Alzheimer's, Dementia & Mental Health
Why is late-life depression harder to treat?
Seniors' Abnormal Reaction to Emotional Stimuli
This finding offers important clue in search for
more effective therapies
May
4, 2010 - Scientists have found an important clue in the
quest to understand why people who suffer from depression in later life
are harder to treat and keep well in the long term. A study led by
Toronto's Baycrest has found that older people with depression don't
respond normally to emotional stimuli, such as when they see happy, sad
or neutral faces.
The study appears online this week in the
American Journal of Geriatric Psychiatry and is likely the first
published data to focus specifically on emotional processing in
un-medicated older adults with late-life depression.
"In our study we found significant differences
between older depressed subjects and older healthy subjects in how they
emotionally respond to and perceive facial expressions," said principal
investigator Dr. Linda Mah, a clinician-scientist in the Mood Clinic at
Baycrest.
Emotion dysregulation is already well established
in mid-life depression and some studies have shown it to be predictive
of a relapse of mood symptoms. But the majority of late-life depression
studies have concentrated on the link with cognitive decline, suggesting
that the more impaired the cognitive functions the greater the chances
of a poor prognosis in depression.
"Our data suggest that we need to also focus on
emotion to better understand the neurobiology of late-life depression,
so we can treat it more effectively and help people feel better longer,"
said Dr. Mah.
In the study, 11 un-medicated outpatients with
major depressive disorder, and 11 healthy comparison subjects,
participated in two tasks that involved looking at photographs of faces
with happy, sad, fearful or neutral expressions.
The age range of participants was 60 to 87.
In the first task, participants were asked to make
judgments regarding a physical feature of faces, rather than judging the
emotional expression. In the second task, participants were asked to
label the emotional expressions on faces.
The study found that healthy controls were 16%
slower in making judgments about physical features of the faces with
positive or negative emotional expressions (happy, sad, fearful)
relative to neutral faces an indication that they were distracted or
affected by the emotional expressions on faces.
The depressed participants showed no differences in
response time to rating physical aspects of faces with emotional
expressions or neutral faces. This suggests they were less sensitive to
the effects of positive or negative emotional expressions.
In the second task, depressed participants had
greater than 60% more difficulty with correctly labeling neutral faces,
compared to healthy subjects.

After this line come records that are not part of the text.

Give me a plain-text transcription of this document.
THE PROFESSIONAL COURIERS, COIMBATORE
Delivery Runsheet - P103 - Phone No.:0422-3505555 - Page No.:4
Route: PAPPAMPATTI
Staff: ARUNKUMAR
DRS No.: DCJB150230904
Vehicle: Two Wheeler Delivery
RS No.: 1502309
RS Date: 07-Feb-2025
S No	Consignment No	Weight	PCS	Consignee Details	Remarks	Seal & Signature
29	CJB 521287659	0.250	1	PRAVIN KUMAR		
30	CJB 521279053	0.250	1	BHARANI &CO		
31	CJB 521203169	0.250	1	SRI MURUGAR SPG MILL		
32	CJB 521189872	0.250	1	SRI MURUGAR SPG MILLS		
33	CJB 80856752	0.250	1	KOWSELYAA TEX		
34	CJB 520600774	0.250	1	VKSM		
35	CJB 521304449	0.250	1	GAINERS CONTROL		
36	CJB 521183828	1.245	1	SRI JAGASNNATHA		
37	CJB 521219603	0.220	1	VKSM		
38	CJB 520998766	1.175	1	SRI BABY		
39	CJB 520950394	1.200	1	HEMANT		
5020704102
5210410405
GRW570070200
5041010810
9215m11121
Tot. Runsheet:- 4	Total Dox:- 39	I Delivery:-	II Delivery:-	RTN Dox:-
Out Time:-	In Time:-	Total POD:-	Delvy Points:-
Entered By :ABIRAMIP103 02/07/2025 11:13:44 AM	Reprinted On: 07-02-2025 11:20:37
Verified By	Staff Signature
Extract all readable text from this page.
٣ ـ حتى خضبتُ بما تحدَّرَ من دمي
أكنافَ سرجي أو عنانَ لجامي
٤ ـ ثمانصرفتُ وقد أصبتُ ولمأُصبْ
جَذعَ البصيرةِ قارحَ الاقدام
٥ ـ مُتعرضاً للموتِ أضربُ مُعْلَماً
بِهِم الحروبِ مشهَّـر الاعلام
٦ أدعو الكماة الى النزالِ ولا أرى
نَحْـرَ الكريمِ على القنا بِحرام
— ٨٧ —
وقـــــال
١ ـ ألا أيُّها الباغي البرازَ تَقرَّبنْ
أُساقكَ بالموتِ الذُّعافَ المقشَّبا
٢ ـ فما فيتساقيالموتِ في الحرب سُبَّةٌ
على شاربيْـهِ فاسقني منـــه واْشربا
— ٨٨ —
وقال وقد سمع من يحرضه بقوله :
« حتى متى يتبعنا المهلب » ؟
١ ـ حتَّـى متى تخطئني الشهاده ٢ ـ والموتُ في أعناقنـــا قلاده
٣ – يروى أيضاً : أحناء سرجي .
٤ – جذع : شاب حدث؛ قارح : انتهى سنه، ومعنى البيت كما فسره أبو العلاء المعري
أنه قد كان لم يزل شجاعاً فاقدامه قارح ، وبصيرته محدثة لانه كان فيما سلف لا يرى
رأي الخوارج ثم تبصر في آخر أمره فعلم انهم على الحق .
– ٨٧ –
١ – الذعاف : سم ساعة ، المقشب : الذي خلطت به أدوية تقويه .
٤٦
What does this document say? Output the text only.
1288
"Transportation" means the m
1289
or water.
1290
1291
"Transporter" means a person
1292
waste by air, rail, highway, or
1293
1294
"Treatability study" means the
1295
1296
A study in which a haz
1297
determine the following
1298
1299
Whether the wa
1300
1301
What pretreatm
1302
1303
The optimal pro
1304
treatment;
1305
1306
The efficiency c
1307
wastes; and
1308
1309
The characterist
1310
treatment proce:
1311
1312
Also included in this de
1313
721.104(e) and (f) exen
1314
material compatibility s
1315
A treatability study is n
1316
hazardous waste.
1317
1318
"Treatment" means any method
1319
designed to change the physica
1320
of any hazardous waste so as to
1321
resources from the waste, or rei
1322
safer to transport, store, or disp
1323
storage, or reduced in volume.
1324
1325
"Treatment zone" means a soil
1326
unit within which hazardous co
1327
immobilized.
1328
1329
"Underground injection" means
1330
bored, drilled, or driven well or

Depressed participants misread neutral
expressions as happy, sad or fearful.
Dr. Mah noted that an impaired ability to read
other people's emotional expressions can have social consequences and
affect the quality of social interactions with others.
She also pointed out that these abnormalities in
emotional processing seen in older depressed adults are distinct from
those already reported in younger depressed adults who tend to perceive
and process emotional stimuli more negatively overall when compared to
healthy subjects.
About the study
The Baycrest study included small sample sizes, so
the results should be considered preliminary. Efforts are ongoing to
recruit older patients who are currently not on antidepressant
medications, and to use functional neuroimaging to pinpoint the brain
changes underlying the abnormalities in emotional processing that appear
to be associated with late-life depression.
In addition to her psychiatric practice at
Baycrest's Mood Clinic, Dr. Mah is a clinician scientist at Baycrest's
Rotman Research Institute as well as the Kunin-Lunenfeld Applied
Research Unit. She is also an assistant professor of Psychiatry, in the
Division of Geriatric Psychiatry, at the University of Toronto.
Dr. Bruce Pollock, the Sandra A. Rotman Chair in
Neuropsychiatry at Baycrest and the University of Toronto, assisted in
this research. Dr. Pollock is vice-president of Research at CAMH, Chair
of the Division of Geriatric Psychiatry at U of T, and an
internationally-renowned expert on the effects of drugs on mood and
behavioural disturbances in dementia.
The Baycrest study was funded by the Geoffrey H.
Wood Foundation, the University of Toronto's Dean Fund, the National
Institute of Health, and the Sandra A. Rotman Chair in Neuropsychiatry.